Schulte Anthony, Groeneveld Dafna J, Wei Zimu, Hazel Bianca, Bernard Matthew P, Poole Lauren G, Luyendyk James P
Department of Pathobiology & Diagnostic Investigation, Michigan State University, East Lansing, Michigan, USA.
Department of Pharmacology, Robert Wood Johnson Medical School, Rutgers University, Piscataway, New Jersey, USA.
Res Pract Thromb Haemost. 2024 Jan 24;8(1):102323. doi: 10.1016/j.rpth.2024.102323. eCollection 2024 Jan.
Acetaminophen (APAP) overdose is a leading cause of drug-induced acute liver failure (ALF). Neutrophil activation has been associated with poor outcomes in patients with ALF and is proposed to amplify coagulation in this context. However, the precise role of neutrophils in APAP-induced liver injury is not known.
We used a dual antibody-mediated neutrophil depletion strategy to determine the role of neutrophils in mice challenged with different doses of APAP (300 or 600 mg/kg) that produce hepatotoxicity and ALF-like pathology.
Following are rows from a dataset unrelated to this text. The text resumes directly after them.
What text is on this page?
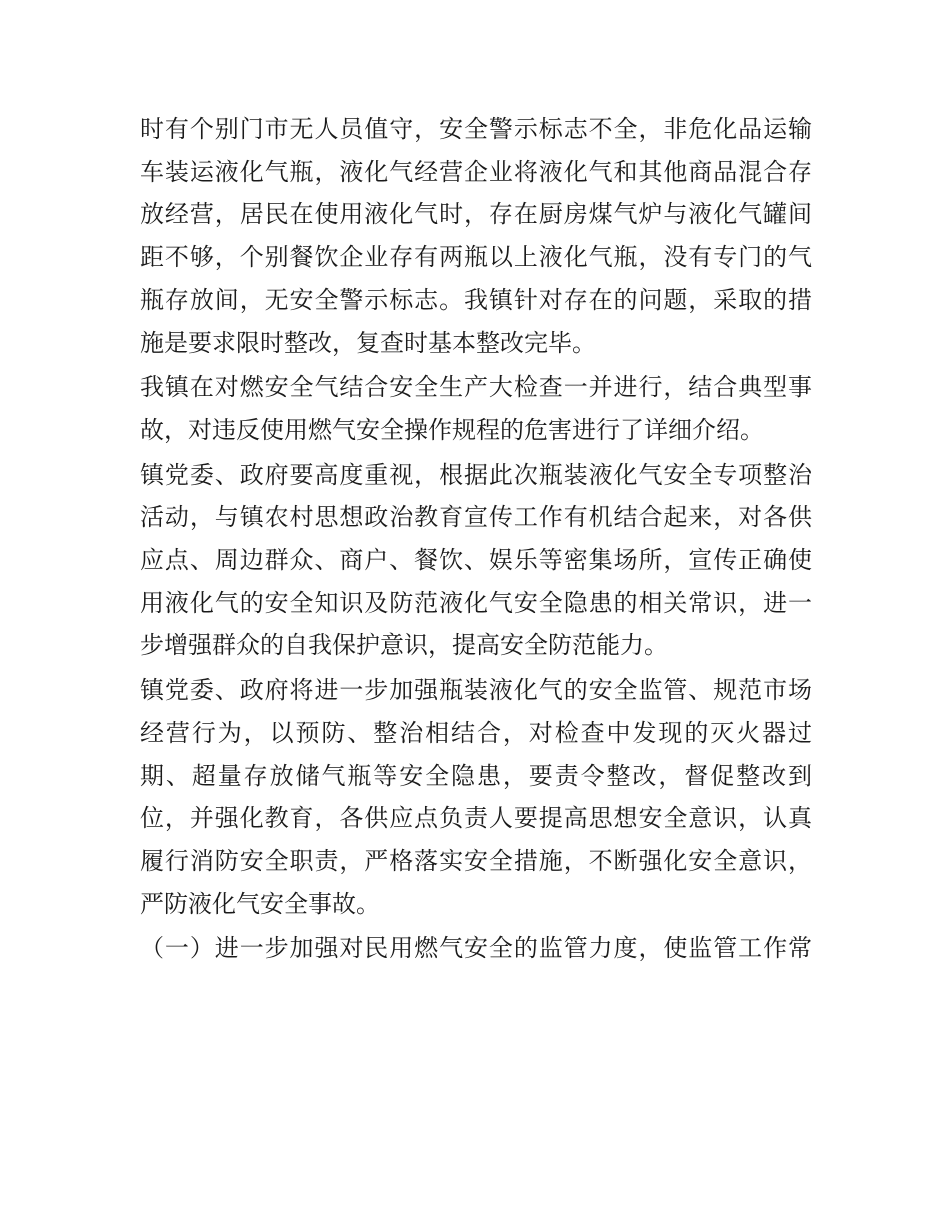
时有个别门市无人员值守，安全警示标志不全，非危化品运输
车装运液化气瓶，液化气经营企业将液化气和其他商品混合存
放经营，居民在使用液化气时，存在厨房煤气炉与液化气罐间
距不够，个别餐饮企业存有两瓶以上液化气瓶，没有专门的气
瓶存放间，无安全警示标志。我镇针对存在的问题，采取的措
施是要求限时整改，复查时基本整改完毕。

我镇在对燃安全气结合安全生产大检查一并进行，结合典型事
故，对违反使用燃气安全操作规程的危害进行了详细介绍。

镇党委、政府要高度重视，根据此次瓶装液化气安全专项整治
活动，与镇农村思想政治教育宣传工作有机结合起来，对各供
应点、周边群众、商户、餐饮、娱乐等密集场所，宣传正确使
用液化气的安全知识及防范液化气安全隐患的相关常识，进一
步增强群众的自我保护意识，提高安全防范能力。

镇党委、政府将进一步加强瓶装液化气的安全监管、规范市场
经营行为，以预防、整治相结合，对检查中发现的灭火器过
期、超量存放储气瓶等安全隐患，要责令整改，督促整改到
位，并强化教育，各供应点负责人要提高思想安全意识，认真
履行消防安全职责，严格落实安全措施，不断强化安全意识，
严防液化气安全事故。

（一）进一步加强对民用燃气安全的监管力度，使监管工作常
Flow cytometry confirmed depletion of neutrophils in whole blood prior to APAP challenge. Mice given isotype control and challenged with 300 mg/kg APAP developed marked hepatocellular necrosis and showed an increase in biomarkers of coagulation cascade activation. Neutrophil depletion (anti-Ly6G) did not affect either liver injury or coagulation activation in mice challenged with 300 mg/kg APAP. Mice given isotype control and challenged with 600 mg/kg APAP developed hepatic necrosis alongside marked hemorrhage and congestion indicative of vascular injury. Interestingly, hepatic neutrophil and platelet accumulation were increased in mice given 600 mg/kg APAP compared with those given the lower APAP dose. Neutrophil depletion significantly reduced the severity of liver necrosis in mice challenged with 600 mg/kg APAP, without significantly impacting biomarkers of coagulation activity. Notably, neutrophil depletion significantly reduced hepatic platelet accumulation in mice challenged with 600 mg/kg APAP.
The results indicate a role of neutrophils in APAP-induced liver injury that is dependent on the APAP dose and suggest involvement of neutrophil-platelet interactions in promoting hepatic injury in experimental APAP-induced ALF.
对乙酰氨基酚(APAP)过量是药物性急性肝衰竭(ALF)的主要原因。中性粒细胞激活与ALF患者的不良预后相关,并被认为在这种情况下会放大凝血过程。然而,中性粒细胞在APAP诱导的肝损伤中的确切作用尚不清楚。
我们使用双抗体介导的中性粒细胞清除策略来确定中性粒细胞在接受不同剂量APAP(300或600mg/kg)攻击的小鼠中的作用,这些剂量会产生肝毒性和类似ALF的病理变化。
流式细胞术证实了在APAP攻击前全血中中性粒细胞的清除。给予同型对照并接受300mg/kg APAP攻击的小鼠出现明显的肝细胞坏死,并显示凝血级联激活的生物标志物增加。中性粒细胞清除(抗Ly6G)对接受300mg/kg APAP攻击的小鼠的肝损伤或凝血激活均无影响。给予同型对照并接受600mg/kg APAP攻击的小鼠出现肝坏死,同时伴有明显的出血和充血,提示血管损伤。有趣的是,与给予较低APAP剂量的小鼠相比,给予600mg/kg APAP的小鼠肝脏中性粒细胞和血小板积聚增加。中性粒细胞清除显著降低了接受600mg/kg APAP攻击的小鼠的肝坏死严重程度,而对凝血活性的生物标志物没有显著影响。值得注意的是,中性粒细胞清除显著减少了接受600mg/kg APAP攻击的小鼠肝脏中的血小板积聚。
结果表明中性粒细胞在APAP诱导的肝损伤中的作用取决于APAP剂量,并提示中性粒细胞-血小板相互作用参与了实验性APAP诱导的ALF中促进肝损伤的过程。